Obligations en assurance vie : fonds euros et UC

Mis à jour en août 2026

L'assurance vie est l'enveloppe la plus utilisée en France pour détenir des obligations, sous deux formes : le fonds en euros, portefeuille obligataire mutualisé à capital garanti, et les unités de compte obligataires — ETF, fonds ouverts et fonds datés — sans garantie mais sans plafonnement du rendement.

Le fonds euros est un portefeuille obligataire déguisé

Un fonds en euros investit typiquement 70 à 85 % de son actif en obligations, majoritairement souveraines et investment grade, le solde en immobilier et en actions. L'assureur garantit le capital et lisse la performance grâce à sa provision pour participation aux bénéfices : les bonnes années alimentent une réserve qui soutient les mauvaises. Vous achetez donc de l'obligataire sans en subir la volatilité de marché, au prix d'un rendement écrêté et d'une inertie : quand les taux montent, le rendement servi met plusieurs années à rattraper le marché, car le stock d'anciennes obligations à faible coupon se renouvelle lentement. La comparaison détaillée : obligations ou fonds euros et ETF obligataire contre fonds euros.

Les unités de compte obligataires

  • ETF obligataires : frais internes de l'ordre de 0,10 à 0,25 %, mais disponibles seulement sur les contrats en ligne qui les référencent.
  • Fonds datés : échéance fixe, rendement cible annoncé à la souscription. C'est la forme la plus vendue depuis la remontée des taux.
  • Fonds obligataires ouverts : gestion active, frais courants souvent compris entre 0,60 et 1,20 %, avec une duration qui varie au gré du gérant.

Attention à l'empilement : frais de gestion du contrat sur les UC (0,50 à 1 % par an selon les contrats) + frais du support. Sur une poche obligataire dont le rendement brut tourne autour de 3 % mi-2026, 1,5 % de frais cumulés reprennent la moitié de la performance.

La fiscalité après 8 ans, l'argument décisif

Tant que vous ne rachetez pas, aucun impôt sur le revenu n'est dû, quels que soient les arbitrages effectués : c'est l'atout majeur face au compte-titres, où chaque coupon est taxé l'année de son encaissement.
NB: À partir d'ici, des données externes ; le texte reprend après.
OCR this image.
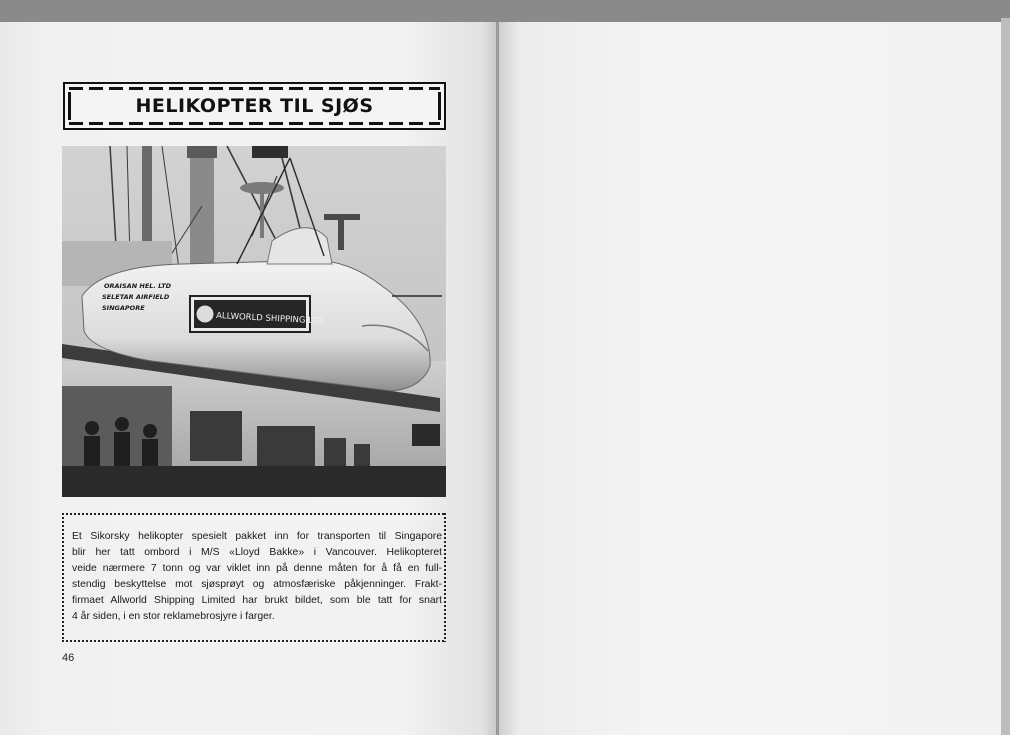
HELIKOPTER TIL SJØS
ALLWORLD SHIPPING LTD.
ORAISAN HEL. LTD
SELETAR AIRFIELD
SINGAPORE
Et Sikorsky helikopter spesielt pakket inn for transporten til Singapore
blir her tatt ombord i M/S «Lloyd Bakke» i Vancouver. Helikopteret
veide nærmere 7 tonn og var viklet inn på denne måten for å få en full-
stendig beskyttelse mot sjøsprøyt og atmosfæriske påkjenninger. Frakt-
firmaet Allworld Shipping Limited har brukt bildet, som ble tatt for snart
4 år siden, i en stor reklamebrosjyre i farger.
46
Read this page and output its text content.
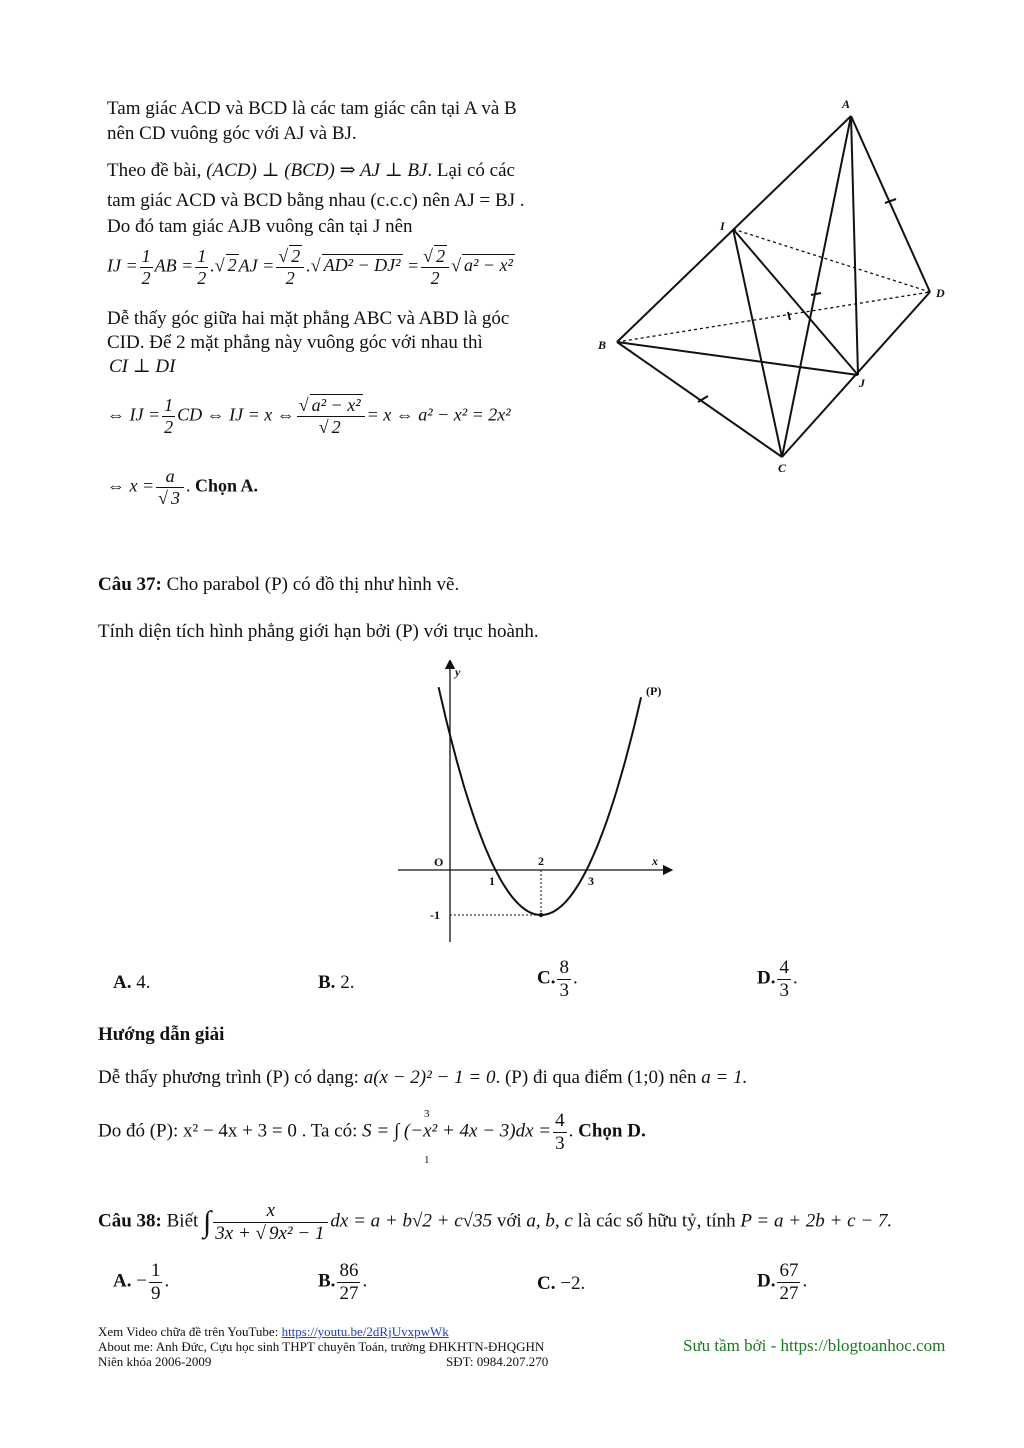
Tam giác ACD và BCD là các tam giác cân tại A và B
nên CD vuông góc với AJ và BJ.
Theo đề bài, (ACD) ⊥ (BCD) ⇒ AJ ⊥ BJ. Lại có các
tam giác ACD và BCD bằng nhau (c.c.c) nên AJ = BJ .
Do đó tam giác AJB vuông cân tại J nên
IJ = $\frac{1}{2}$ AB = $\frac{1}{2}$ .√ 2 AJ = $\frac{√ 2}{2}$ .√ $AD^2 - DJ^2 = \frac{√ 2}{2}$ √ a² − x²
Dễ thấy góc giữa hai mặt phẳng ABC và ABD là góc
CID. Để 2 mặt phẳng này vuông góc với nhau thì
CI ⊥ DI
⇔ IJ = $\frac{1}{2}$ CD ⇔ IJ = x ⇔ $\frac{\text{√ a² − x²}}{√ 2} = x$ ⇔ a² − x² = 2x²
⇔ $x = \frac{a}{√ 3}$ . Chọn A.
A
B
C
D
I
J
Câu 37: Cho parabol (P) có đồ thị như hình vẽ.
Tính diện tích hình phẳng giới hạn bởi (P) với trục hoành.
y
x
O
(P)
1
2
3
-1
A. 4.	B. 2.	C. $\frac{8}{3}$ .	D. $\frac{4}{3}$ .
Hướng dẫn giải
Dễ thấy phương trình (P) có dạng: a(x − 2)² − 1 = 0. (P) đi qua điểm (1;0) nên a = 1.
Do đó (P): x² − 4x + 3 = 0 . Ta có: S = ∫ $(-x^2 + 4x - 3)dx = \frac{4}{3}$ . Chọn D.
3
1
Câu 38: Biết ∫ $\frac{x}{\text{3x + √ 9x² − 1}}$ dx = a + b√2 + c√35 với a, b, c là các số hữu tỷ, tính P = a + 2b + c − 7.
A. − $\frac{1}{9}$ .	B. $\frac{86}{27}$ .	C. −2.	D. $\frac{67}{27}$ .
Xem Video chữa đề trên YouTube: https://youtu.be/2dRjUvxpwWk
About me: Anh Đức, Cựu học sinh THPT chuyên Toán, trường ĐHKHTN-ĐHQGHN
Niên khóa 2006-2009	SĐT: 0984.207.270
Sưu tầm bởi - https://blogtoanhoc.com
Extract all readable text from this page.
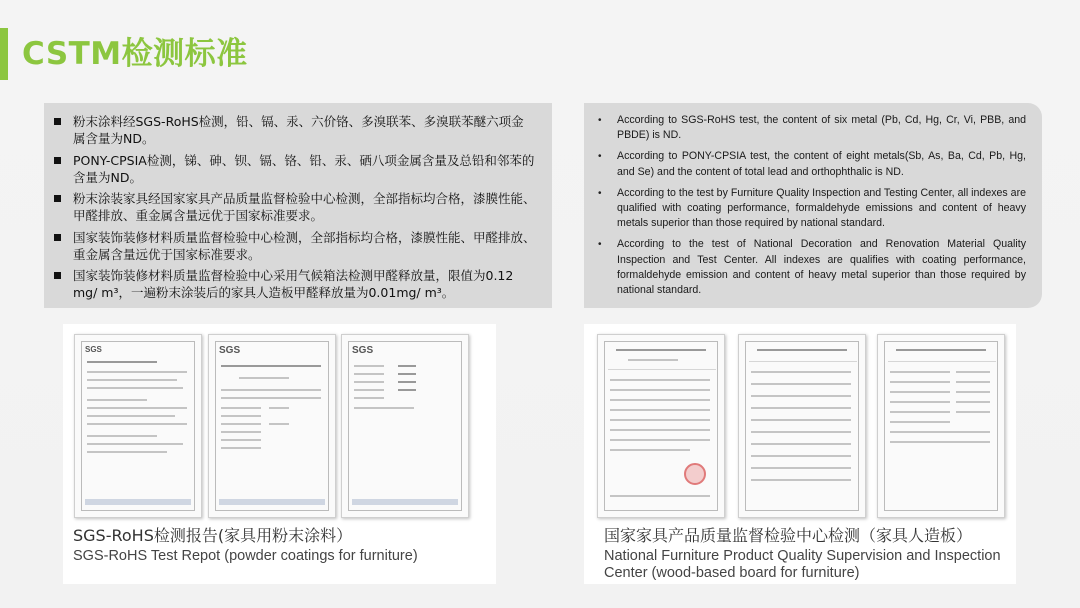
CSTM检测标准
粉末涂料经SGS-RoHS检测，铅、镉、汞、六价铬、多溴联苯、多溴联苯醚六项金属含量为ND。
PONY-CPSIA检测，锑、砷、钡、镉、铬、铅、汞、硒八项金属含量及总铅和邻苯的含量为ND。
粉末涂装家具经国家家具产品质量监督检验中心检测，全部指标均合格，漆膜性能、甲醛排放、重金属含量远优于国家标准要求。
国家装饰装修材料质量监督检验中心检测，全部指标均合格，漆膜性能、甲醛排放、重金属含量远优于国家标准要求。
国家装饰装修材料质量监督检验中心采用气候箱法检测甲醛释放量，限值为0.12 mg/ m³，一遍粉末涂装后的家具人造板甲醛释放量为0.01mg/ m³。
•	According to SGS-RoHS test, the content of six metal (Pb, Cd, Hg, Cr, Vi, PBB, and PBDE) is ND.
•	According to PONY-CPSIA test, the content of eight metals(Sb, As, Ba, Cd, Pb, Hg, and Se) and the content of total lead and orthophthalic is ND.
•	According to the test by Furniture Quality Inspection and Testing Center, all indexes are qualified with coating performance, formaldehyde emissions and content of heavy metals superior than those required by national standard.
•	According to the test of National Decoration and Renovation Material Quality Inspection and Test Center. All indexes are qualifies with coating performance, formaldehyde emission and content of heavy metal superior than those required by national standard.
SGS	SGS	SGS
SGS-RoHS检测报告(家具用粉末涂料）
SGS-RoHS Test Repot (powder coatings for furniture)
国家家具产品质量监督检验中心检测（家具人造板）
National Furniture Product Quality Supervision and Inspection Center (wood-based board for furniture)
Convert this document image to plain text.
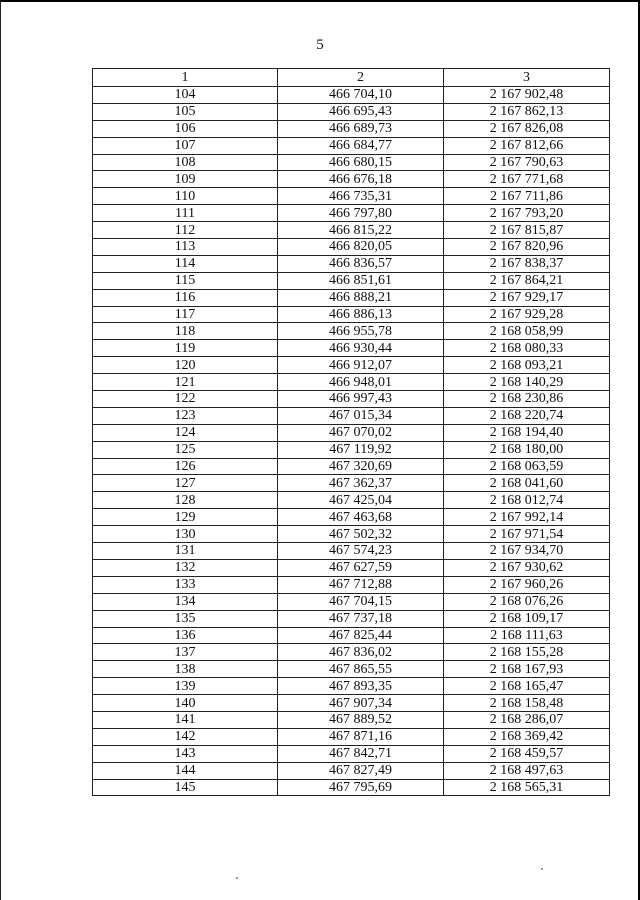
5
1	2	3
104	466 704,10	2 167 902,48
105	466 695,43	2 167 862,13
106	466 689,73	2 167 826,08
107	466 684,77	2 167 812,66
108	466 680,15	2 167 790,63
109	466 676,18	2 167 771,68
110	466 735,31	2 167 711,86
111	466 797,80	2 167 793,20
112	466 815,22	2 167 815,87
113	466 820,05	2 167 820,96
114	466 836,57	2 167 838,37
115	466 851,61	2 167 864,21
116	466 888,21	2 167 929,17
117	466 886,13	2 167 929,28
118	466 955,78	2 168 058,99
119	466 930,44	2 168 080,33
120	466 912,07	2 168 093,21
121	466 948,01	2 168 140,29
122	466 997,43	2 168 230,86
123	467 015,34	2 168 220,74
124	467 070,02	2 168 194,40
125	467 119,92	2 168 180,00
126	467 320,69	2 168 063,59
127	467 362,37	2 168 041,60
128	467 425,04	2 168 012,74
129	467 463,68	2 167 992,14
130	467 502,32	2 167 971,54
131	467 574,23	2 167 934,70
132	467 627,59	2 167 930,62
133	467 712,88	2 167 960,26
134	467 704,15	2 168 076,26
135	467 737,18	2 168 109,17
136	467 825,44	2 168 111,63
137	467 836,02	2 168 155,28
138	467 865,55	2 168 167,93
139	467 893,35	2 168 165,47
140	467 907,34	2 168 158,48
141	467 889,52	2 168 286,07
142	467 871,16	2 168 369,42
143	467 842,71	2 168 459,57
144	467 827,49	2 168 497,63
145	467 795,69	2 168 565,31
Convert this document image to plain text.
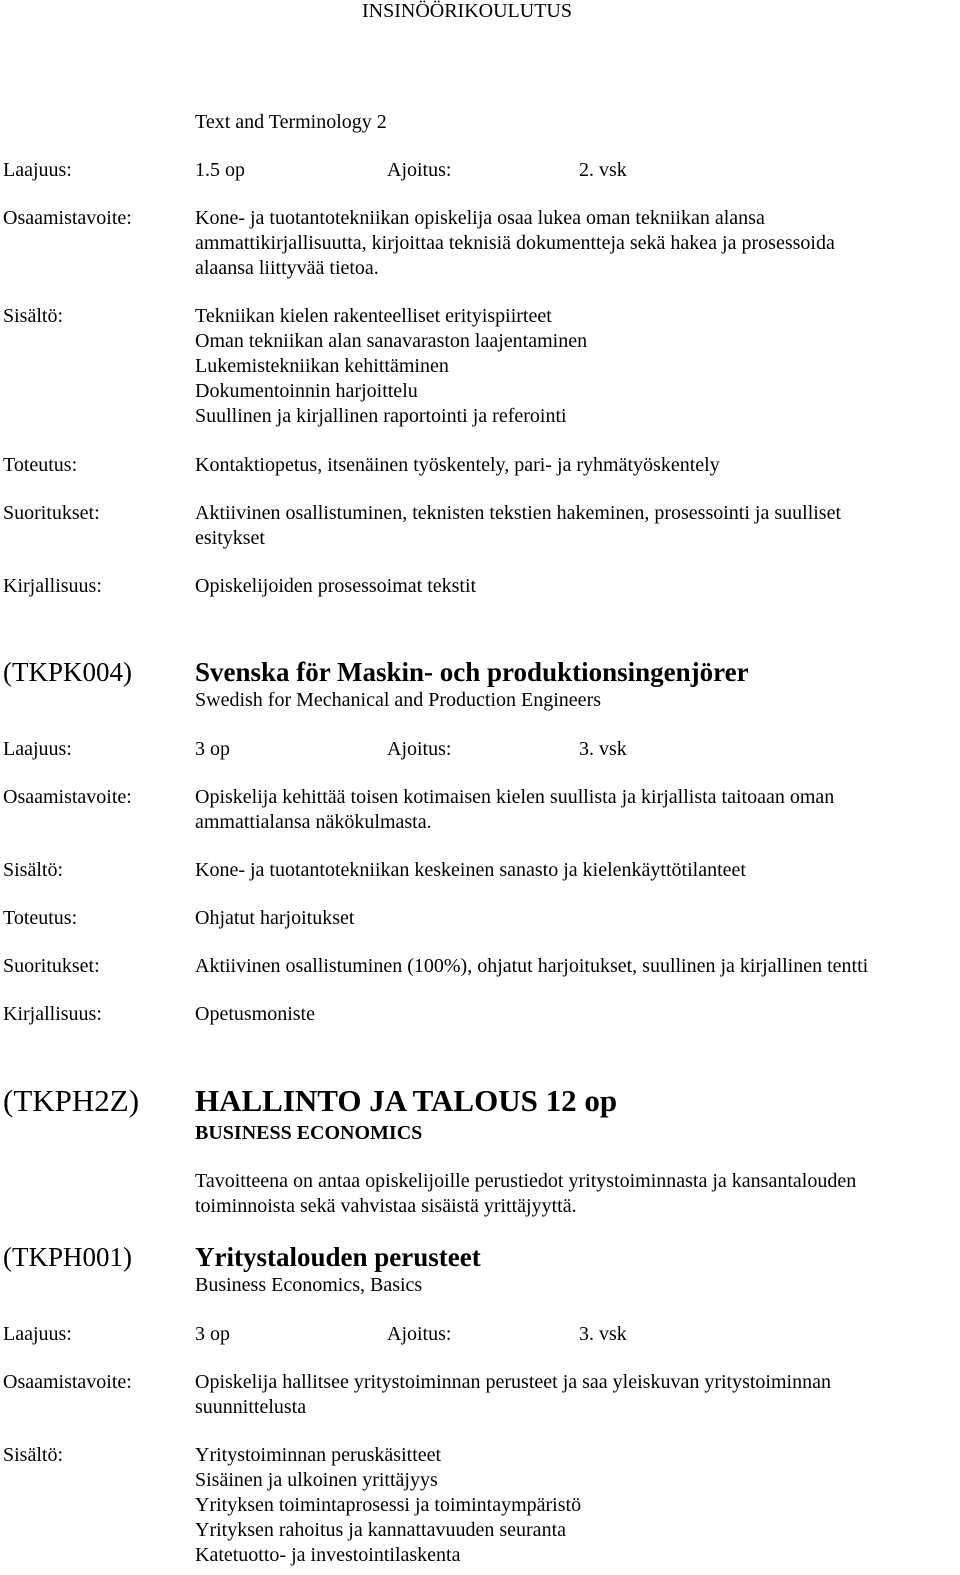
INSINÖÖRIKOULUTUS
Text and Terminology 2
Laajuus:	1.5 op	Ajoitus:	2. vsk
Osaamistavoite:	Kone- ja tuotantotekniikan opiskelija osaa lukea oman tekniikan alansa
ammattikirjallisuutta, kirjoittaa teknisiä dokumentteja sekä hakea ja prosessoida
alaansa liittyvää tietoa.
Sisältö:	Tekniikan kielen rakenteelliset erityispiirteet
Oman tekniikan alan sanavaraston laajentaminen
Lukemistekniikan kehittäminen
Dokumentoinnin harjoittelu
Suullinen ja kirjallinen raportointi ja referointi
Toteutus:	Kontaktiopetus, itsenäinen työskentely, pari- ja ryhmätyöskentely
Suoritukset:	Aktiivinen osallistuminen, teknisten tekstien hakeminen, prosessointi ja suulliset
esitykset
Kirjallisuus:	Opiskelijoiden prosessoimat tekstit
(TKPK004) Svenska för Maskin- och produktionsingenjörer
Swedish for Mechanical and Production Engineers
Laajuus:	3 op	Ajoitus:	3. vsk
Osaamistavoite:	Opiskelija kehittää toisen kotimaisen kielen suullista ja kirjallista taitoaan oman
ammattialansa näkökulmasta.
Sisältö:	Kone- ja tuotantotekniikan keskeinen sanasto ja kielenkäyttötilanteet
Toteutus:	Ohjatut harjoitukset
Suoritukset:	Aktiivinen osallistuminen (100%), ohjatut harjoitukset, suullinen ja kirjallinen tentti
Kirjallisuus:	Opetusmoniste
(TKPH2Z) HALLINTO JA TALOUS 12 op
BUSINESS ECONOMICS
Tavoitteena on antaa opiskelijoille perustiedot yritystoiminnasta ja kansantalouden
toiminnoista sekä vahvistaa sisäistä yrittäjyyttä.
(TKPH001) Yritystalouden perusteet
Business Economics, Basics
Laajuus:	3 op	Ajoitus:	3. vsk
Osaamistavoite:	Opiskelija hallitsee yritystoiminnan perusteet ja saa yleiskuvan yritystoiminnan
suunnittelusta
Sisältö:	Yritystoiminnan peruskäsitteet
Sisäinen ja ulkoinen yrittäjyys
Yrityksen toimintaprosessi ja toimintaympäristö
Yrityksen rahoitus ja kannattavuuden seuranta
Katetuotto- ja investointilaskenta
En cas de rachat sur un contrat de plus de 8 ans, seuls les gains contenus dans le retrait sont imposés, après un abattement annuel de 4 600 € pour une personne seule et 9 200 € pour un couple soumis à imposition commune ; au-delà, le taux est de 7,5 % d'impôt sur le revenu (pour la part correspondant à moins de 150 000 € de primes versées) auxquels s'ajoutent 17,2 % de prélèvements sociaux. Avant 8 ans, le prélèvement forfaitaire unique de 30 % s'applique, comme sur un compte-titres. Sur un fonds euros, les prélèvements sociaux sont prélevés chaque année à l'inscription des intérêts, et non au rachat.

Rachat de 20 000 € contenant 5 000 € de gains, contrat de 9 ans, personne seule
ÉtapeMontant
Gains inclus dans le rachat5 000 €
Abattement annuel− 4 600 €
Base imposable à l'IR400 €
Impôt sur le revenu à 7,5 %30 €
Prélèvements sociaux à 17,2 % sur 5 000 €860 €
Total prélevé890 €

Le même gain sur un compte-titres aurait supporté 1 500 € au titre du prélèvement forfaitaire unique. Les règles complètes, y compris le seuil de 150 000 € de primes : fiscalité des obligations en assurance vie.

Questions fréquentes

Le fonds euros est-il vraiment sans risque ?

Le capital est garanti par l'assureur, qui reste l'unique débiteur de cette garantie. Le risque n'est donc pas de marché mais de contrepartie, très faible et encadré par Solvabilité II. Le risque concret est plutôt celui du pouvoir d'achat si le rendement servi passe sous l'inflation.

Peut-on acheter une obligation en direct dans une assurance vie ?

Non sur les contrats grand public : seuls des supports collectifs sont référencés. Certains contrats haut de gamme ou luxembourgeois acceptent des titres vifs, à partir de plusieurs centaines de milliers d'euros.

Faut-il attendre 8 ans avant de racheter ?

Aucun blocage n'existe : les fonds restent disponibles à tout moment. Les 8 ans conditionnent seulement l'abattement annuel et le taux réduit de 7,5 %. Ouvrir un contrat tôt, même avec un versement minimal, fait courir cette antériorité.